Sean M. Haffey / Getty Images Sport / Getty

LOS ANGELES (AP) — Players' association head Tony Clark said teams are encouraging pitchers to throw as hard as possible, leading to more injuries and minimizing the importance of starting pitchers.

Speaking before Friday's World Series opener, Clark criticized how the game has evolved in the analytics age. There were a record-low 26 complete games in the major leagues this season — four fewer than Catfish Hunter alone threw in 1975.

“Unless and until the decision makers determine that blowing out pitchers day in and day out as a result of how they're using them or what they're requiring of them is no longer the best way to treat their players, we (won't) see a change,” Clark said. "Absent that, a rule change would be challenging.”

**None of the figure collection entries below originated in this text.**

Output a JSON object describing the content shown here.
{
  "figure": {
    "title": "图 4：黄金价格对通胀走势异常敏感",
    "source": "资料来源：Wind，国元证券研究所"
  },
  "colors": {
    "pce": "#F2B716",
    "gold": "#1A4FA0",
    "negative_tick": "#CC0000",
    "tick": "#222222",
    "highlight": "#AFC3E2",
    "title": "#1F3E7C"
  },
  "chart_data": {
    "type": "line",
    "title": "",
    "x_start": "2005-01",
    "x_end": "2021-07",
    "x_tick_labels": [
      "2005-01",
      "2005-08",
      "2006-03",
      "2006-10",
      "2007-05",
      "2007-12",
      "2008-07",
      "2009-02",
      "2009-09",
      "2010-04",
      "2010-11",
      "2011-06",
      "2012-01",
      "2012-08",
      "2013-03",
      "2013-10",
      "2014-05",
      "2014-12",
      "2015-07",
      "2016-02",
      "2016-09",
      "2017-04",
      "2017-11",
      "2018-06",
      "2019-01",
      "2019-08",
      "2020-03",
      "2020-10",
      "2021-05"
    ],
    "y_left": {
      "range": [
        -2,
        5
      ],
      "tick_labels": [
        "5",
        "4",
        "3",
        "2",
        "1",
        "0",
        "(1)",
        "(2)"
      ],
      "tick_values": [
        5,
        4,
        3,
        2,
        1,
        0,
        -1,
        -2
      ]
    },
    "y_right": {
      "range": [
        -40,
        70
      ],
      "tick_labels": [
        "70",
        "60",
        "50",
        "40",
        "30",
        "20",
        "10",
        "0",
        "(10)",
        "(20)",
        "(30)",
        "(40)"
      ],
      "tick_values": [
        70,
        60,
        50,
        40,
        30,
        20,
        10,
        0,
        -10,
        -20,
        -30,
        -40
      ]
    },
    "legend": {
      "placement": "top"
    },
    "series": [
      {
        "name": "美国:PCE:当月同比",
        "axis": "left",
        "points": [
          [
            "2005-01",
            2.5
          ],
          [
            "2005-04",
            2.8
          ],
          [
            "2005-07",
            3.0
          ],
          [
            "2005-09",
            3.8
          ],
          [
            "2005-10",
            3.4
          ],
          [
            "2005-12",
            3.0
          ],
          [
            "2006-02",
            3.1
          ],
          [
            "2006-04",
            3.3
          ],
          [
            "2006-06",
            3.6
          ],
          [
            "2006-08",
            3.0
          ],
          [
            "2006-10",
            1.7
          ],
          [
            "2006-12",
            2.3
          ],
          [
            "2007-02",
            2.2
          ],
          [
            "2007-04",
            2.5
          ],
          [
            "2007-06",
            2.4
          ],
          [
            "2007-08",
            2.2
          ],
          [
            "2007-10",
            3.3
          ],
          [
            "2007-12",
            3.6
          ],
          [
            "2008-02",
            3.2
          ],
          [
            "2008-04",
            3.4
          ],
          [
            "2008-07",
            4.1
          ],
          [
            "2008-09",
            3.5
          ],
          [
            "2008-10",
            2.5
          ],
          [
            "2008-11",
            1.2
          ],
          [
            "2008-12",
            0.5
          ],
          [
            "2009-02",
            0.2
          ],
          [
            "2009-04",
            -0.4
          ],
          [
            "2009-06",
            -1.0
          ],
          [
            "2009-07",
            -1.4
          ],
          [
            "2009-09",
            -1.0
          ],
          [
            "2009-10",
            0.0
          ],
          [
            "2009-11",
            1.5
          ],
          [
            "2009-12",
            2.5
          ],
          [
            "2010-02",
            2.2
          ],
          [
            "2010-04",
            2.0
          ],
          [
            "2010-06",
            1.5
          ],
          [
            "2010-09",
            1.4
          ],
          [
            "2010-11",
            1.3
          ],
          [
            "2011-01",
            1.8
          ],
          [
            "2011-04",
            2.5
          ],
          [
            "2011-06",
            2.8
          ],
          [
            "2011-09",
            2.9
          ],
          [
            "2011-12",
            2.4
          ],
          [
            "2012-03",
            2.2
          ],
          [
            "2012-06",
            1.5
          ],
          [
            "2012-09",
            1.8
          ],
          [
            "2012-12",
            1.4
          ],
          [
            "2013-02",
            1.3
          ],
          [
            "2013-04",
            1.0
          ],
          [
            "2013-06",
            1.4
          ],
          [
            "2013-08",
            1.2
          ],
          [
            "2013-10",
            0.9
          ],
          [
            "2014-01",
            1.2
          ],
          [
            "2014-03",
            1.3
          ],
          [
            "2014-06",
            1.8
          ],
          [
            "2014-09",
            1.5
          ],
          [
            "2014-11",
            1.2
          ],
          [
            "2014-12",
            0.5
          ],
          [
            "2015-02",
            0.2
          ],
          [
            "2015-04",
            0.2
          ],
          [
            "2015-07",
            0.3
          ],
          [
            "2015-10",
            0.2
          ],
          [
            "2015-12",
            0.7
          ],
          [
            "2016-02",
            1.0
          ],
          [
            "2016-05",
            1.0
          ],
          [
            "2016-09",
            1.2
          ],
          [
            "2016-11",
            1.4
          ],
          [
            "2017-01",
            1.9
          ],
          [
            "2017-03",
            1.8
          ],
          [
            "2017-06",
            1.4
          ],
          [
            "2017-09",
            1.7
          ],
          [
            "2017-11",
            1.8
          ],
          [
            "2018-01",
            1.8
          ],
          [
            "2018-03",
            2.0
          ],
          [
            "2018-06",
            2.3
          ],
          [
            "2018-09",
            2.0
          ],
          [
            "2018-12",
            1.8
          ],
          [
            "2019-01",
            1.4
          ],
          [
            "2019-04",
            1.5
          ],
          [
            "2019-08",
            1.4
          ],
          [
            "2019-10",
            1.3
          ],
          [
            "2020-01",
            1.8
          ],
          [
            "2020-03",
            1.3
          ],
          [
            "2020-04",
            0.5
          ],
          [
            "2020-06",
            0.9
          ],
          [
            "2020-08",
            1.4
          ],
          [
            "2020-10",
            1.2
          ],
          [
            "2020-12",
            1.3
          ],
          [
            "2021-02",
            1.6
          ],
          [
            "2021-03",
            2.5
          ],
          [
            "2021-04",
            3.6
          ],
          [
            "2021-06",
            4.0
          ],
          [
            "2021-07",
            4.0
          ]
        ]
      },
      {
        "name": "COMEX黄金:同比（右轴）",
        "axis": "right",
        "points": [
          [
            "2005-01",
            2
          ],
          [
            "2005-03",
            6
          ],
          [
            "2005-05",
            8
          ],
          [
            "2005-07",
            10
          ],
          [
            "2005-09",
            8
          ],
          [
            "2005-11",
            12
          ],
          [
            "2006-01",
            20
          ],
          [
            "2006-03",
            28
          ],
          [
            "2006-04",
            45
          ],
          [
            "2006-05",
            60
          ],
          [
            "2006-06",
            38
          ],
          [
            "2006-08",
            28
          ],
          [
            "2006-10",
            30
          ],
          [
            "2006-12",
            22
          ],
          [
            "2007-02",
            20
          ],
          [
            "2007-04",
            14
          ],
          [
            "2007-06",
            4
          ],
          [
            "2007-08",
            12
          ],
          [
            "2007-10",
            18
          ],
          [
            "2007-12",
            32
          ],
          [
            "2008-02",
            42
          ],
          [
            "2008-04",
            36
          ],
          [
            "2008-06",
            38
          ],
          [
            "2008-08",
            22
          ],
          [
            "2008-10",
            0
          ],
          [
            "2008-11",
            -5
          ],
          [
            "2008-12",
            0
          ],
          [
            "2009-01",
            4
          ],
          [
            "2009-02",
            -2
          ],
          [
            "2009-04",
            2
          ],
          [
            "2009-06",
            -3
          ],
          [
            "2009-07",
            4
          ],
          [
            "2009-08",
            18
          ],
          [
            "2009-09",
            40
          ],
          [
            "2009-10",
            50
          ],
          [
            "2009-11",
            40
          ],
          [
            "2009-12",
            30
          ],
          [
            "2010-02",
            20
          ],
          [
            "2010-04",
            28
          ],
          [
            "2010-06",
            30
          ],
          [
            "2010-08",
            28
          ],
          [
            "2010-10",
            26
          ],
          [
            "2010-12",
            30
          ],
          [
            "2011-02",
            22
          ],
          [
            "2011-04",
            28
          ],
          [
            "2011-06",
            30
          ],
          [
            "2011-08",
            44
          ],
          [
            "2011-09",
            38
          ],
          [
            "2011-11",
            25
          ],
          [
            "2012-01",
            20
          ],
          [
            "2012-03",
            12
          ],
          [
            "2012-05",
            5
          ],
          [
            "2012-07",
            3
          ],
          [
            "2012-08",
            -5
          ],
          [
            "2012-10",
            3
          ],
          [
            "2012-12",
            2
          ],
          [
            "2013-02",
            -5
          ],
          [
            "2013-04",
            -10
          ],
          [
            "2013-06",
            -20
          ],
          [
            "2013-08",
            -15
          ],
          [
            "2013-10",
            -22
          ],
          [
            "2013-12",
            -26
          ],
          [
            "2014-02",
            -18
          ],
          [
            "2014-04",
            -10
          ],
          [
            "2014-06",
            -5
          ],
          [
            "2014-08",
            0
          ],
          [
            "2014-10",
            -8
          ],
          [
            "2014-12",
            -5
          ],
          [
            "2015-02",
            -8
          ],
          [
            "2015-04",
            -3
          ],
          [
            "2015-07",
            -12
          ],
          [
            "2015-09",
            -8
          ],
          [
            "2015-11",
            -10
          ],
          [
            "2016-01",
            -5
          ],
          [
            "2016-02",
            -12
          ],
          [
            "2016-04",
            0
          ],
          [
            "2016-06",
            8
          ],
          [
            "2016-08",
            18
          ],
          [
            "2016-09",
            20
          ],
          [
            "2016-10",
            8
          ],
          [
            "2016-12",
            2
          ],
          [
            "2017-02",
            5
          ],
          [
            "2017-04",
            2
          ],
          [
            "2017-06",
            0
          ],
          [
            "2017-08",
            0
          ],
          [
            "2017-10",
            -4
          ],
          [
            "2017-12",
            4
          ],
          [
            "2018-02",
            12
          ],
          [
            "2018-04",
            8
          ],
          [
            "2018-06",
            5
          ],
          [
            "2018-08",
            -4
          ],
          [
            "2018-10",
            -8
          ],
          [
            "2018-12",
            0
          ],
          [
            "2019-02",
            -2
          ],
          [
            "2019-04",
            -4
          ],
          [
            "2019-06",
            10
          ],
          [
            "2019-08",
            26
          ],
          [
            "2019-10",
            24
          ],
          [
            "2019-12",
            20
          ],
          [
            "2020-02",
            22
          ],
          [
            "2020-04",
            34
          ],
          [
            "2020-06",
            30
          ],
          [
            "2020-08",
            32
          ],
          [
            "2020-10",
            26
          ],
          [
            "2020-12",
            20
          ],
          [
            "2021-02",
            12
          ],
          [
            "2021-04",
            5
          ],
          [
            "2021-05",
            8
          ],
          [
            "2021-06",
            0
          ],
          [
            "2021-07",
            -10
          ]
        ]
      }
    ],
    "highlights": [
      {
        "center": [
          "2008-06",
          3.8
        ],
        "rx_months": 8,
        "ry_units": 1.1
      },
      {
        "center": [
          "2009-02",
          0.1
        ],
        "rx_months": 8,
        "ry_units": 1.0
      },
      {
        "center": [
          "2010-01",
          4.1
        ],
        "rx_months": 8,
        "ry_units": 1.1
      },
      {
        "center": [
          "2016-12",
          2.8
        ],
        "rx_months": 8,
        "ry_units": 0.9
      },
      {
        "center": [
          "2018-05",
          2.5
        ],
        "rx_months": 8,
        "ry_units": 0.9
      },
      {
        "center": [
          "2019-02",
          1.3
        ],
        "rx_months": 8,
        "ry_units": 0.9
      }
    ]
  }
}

Over the past 10 years, the average fastball velocity has risen from 93.3 mph to 95.5 during the 2024 regular season. Injury rates have also skyrocketed, with 484 pitchers going on the injured list this year, nearly double the 2014 total.

Starters have averaged 12.8 outs in the postseason, down from 13.8 last year and 15 in 2022, according the Elias Sports Bureau.

"The conversations that we've had with our players have suggested that unless or until you draw a line in the sand and force change, that the decision makers on any one particular team are going to continue to make the decisions that they're making, which is have pitchers, starting and relievers, max effort for the period of time that they can have them," Clark said. "As soon as they seem to run out of gas, as the data suggests that they're going to, recycle them out and to burn out another pitcher.”

When Clark in April claimed a shorter pitch clock led to injuries, MLB said there was a "long-term trend, over multiple decades, of velocity and spin increases that are highly correlated with arm injuries."